Why Our Quadratic Weighted Kappa Score of 0.72 is a Major Achievement

In our latest round of testing, EnlightenAI’s Quadratic Weighted Kappa score was 0.72, indicating ‘substantial’ accuracy. To put that in perspective, state-of-the-art Automated Essay Scoring (AES) systems, used for high-stakes exams like the SAT, typically score between 0.57 and 0.8. These systems are meticulously trained on lots of writing samples, but they’re rigid—they need new training for each new writing exam, and they don’t provide feedback.

EnlightenAI, on the other hand, is built for the classroom. It adapts to a wide variety of tasks and assignments while maintaining accuracy, without needing constant retraining. Our QWK score of 0.72 signals that EnlightenAI not only keeps up with the best AES systems but also offers teachers more flexibility and utility.

Figure 1. EnlightenAI Scoring Compared to Human Scorer (DREAM Charters) v2.EnlightenAI Grading Accuracy Compared to Human Graders (5-point rubric scale)

The table above shows the results of comparing EnlightenAI scores with those actually given by DREAM graders for a given work sample. For example, if EnlightenAI assigned a score of 3 on the holistic rubric and DREAM actually gave the submission a 3, this counts as a perfect match. If, instead, EnlightenAI assigned a score of 4 while DREAM assigned a score of 3, this would count as a difference of +1. 

 

Real Data, Real Challenges: Why This Result is Significant

Achieving this level of accuracy on real essays, graded by real educators, is no small feat. Classroom essays are messy—they come from diverse students with varied writing styles, and the scoring can be more nuanced and subjective than research settings. In a non-laboratory dataset like this, hitting human grading benchmarks is much harder to do than it might seem.

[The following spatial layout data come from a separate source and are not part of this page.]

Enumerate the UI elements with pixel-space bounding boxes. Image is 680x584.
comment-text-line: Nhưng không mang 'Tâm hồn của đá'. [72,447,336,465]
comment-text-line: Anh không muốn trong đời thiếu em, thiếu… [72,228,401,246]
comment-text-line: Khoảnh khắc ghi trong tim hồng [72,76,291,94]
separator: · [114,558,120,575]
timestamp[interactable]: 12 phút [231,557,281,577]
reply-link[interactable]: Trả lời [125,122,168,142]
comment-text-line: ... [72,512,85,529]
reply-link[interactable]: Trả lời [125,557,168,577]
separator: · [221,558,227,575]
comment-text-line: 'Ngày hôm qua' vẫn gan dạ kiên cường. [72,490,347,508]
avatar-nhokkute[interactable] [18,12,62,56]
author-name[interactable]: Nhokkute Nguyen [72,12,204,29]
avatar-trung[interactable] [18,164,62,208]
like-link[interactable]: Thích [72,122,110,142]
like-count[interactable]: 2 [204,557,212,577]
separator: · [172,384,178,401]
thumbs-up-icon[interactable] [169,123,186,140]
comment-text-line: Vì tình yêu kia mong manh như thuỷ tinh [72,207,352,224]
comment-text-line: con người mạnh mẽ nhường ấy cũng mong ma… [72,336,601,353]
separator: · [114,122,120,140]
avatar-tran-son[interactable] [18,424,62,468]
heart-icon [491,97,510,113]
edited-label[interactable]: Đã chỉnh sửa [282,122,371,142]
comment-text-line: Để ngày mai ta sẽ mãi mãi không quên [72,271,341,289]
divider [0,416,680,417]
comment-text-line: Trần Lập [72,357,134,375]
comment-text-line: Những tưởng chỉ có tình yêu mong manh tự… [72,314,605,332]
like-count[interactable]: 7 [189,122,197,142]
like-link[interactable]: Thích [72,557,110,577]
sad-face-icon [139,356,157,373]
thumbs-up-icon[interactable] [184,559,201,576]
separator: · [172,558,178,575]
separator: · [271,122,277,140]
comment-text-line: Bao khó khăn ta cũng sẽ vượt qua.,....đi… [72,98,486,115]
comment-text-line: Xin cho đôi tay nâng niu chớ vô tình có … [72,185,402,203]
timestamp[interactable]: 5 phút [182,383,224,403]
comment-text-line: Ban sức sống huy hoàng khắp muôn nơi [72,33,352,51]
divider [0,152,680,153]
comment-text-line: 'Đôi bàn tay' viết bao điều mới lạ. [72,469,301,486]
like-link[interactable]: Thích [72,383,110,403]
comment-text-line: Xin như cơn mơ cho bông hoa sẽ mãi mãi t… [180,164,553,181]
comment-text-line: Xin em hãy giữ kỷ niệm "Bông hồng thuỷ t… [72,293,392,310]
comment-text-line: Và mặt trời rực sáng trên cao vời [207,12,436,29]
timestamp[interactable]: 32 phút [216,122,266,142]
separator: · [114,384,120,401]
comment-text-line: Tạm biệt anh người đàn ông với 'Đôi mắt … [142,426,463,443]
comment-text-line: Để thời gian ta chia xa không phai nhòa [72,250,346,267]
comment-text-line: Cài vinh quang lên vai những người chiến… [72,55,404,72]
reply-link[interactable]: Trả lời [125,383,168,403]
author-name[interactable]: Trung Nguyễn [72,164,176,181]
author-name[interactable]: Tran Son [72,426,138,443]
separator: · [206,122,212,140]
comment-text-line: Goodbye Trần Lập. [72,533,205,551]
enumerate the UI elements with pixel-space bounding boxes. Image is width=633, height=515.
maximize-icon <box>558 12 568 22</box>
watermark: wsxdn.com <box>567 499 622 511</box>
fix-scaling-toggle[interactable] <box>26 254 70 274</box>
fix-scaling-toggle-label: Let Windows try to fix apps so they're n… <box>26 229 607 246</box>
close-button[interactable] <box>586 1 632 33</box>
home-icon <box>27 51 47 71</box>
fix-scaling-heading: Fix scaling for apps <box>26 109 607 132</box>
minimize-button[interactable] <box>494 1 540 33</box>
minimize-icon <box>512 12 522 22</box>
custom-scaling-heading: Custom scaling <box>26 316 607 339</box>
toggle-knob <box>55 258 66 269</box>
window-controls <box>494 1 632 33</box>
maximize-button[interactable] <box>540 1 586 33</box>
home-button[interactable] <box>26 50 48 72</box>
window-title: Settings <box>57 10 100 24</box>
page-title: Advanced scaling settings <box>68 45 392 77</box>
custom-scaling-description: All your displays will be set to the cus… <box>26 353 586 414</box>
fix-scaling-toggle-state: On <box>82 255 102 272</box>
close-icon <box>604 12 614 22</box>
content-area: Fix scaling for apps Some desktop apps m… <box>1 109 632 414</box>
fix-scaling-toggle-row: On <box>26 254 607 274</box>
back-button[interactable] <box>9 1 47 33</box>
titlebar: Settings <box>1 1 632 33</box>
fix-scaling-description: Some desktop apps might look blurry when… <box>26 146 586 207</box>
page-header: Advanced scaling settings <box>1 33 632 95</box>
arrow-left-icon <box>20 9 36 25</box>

Moreover, none of the data we analyzed was anywhere on the internet. Large AI models like ChatGPT are often trained on massive datasets, some of which include public essay samples available online. Using data that is not in the public domain ensures our benchmarking test is a genuine measure of our AI’s accuracy, with no chance of the system “recognizing” the content from prior training data.

 

Figure 2. Performance Metrics of EnlightenAI Grading System Based on DREAM Dataset

Accuracy Statistic

Percentage/Value

Score within 1 point

99.3%

Score miss by >1 point

0.7%

Cohen’s Kappa

0.42

Weighted Quadratic Kappa

0.72

 

AI Grading Isn’t Magic—But It’s a Game-Changer

Let’s be clear: AI grading is not magic. We’re proud of what we’ve achieved, but there’s more work to do. Our research orientation requires us to point out that our testing was conducted on text-based responses with clear scoring guides, all built for middle school ELA tasks. We need to test our AI further in other content areas, curricula, and rubrics, and continue to push the boundaries of AI alignment. 

Nevertheless, the idea that every teacher could have their own AI teacher’s assistant, one that learns from them, calibrates to their expectations, and drafts feedback in their voice, is game-changing. It shifts the teacher’s role from the repetitive physical work of grading to the more intellectual work of training their AI assistant, analyzing feedback for quality, and using data to drive instruction. This means teachers can focus more on helping students improve, which is ultimately what matters most.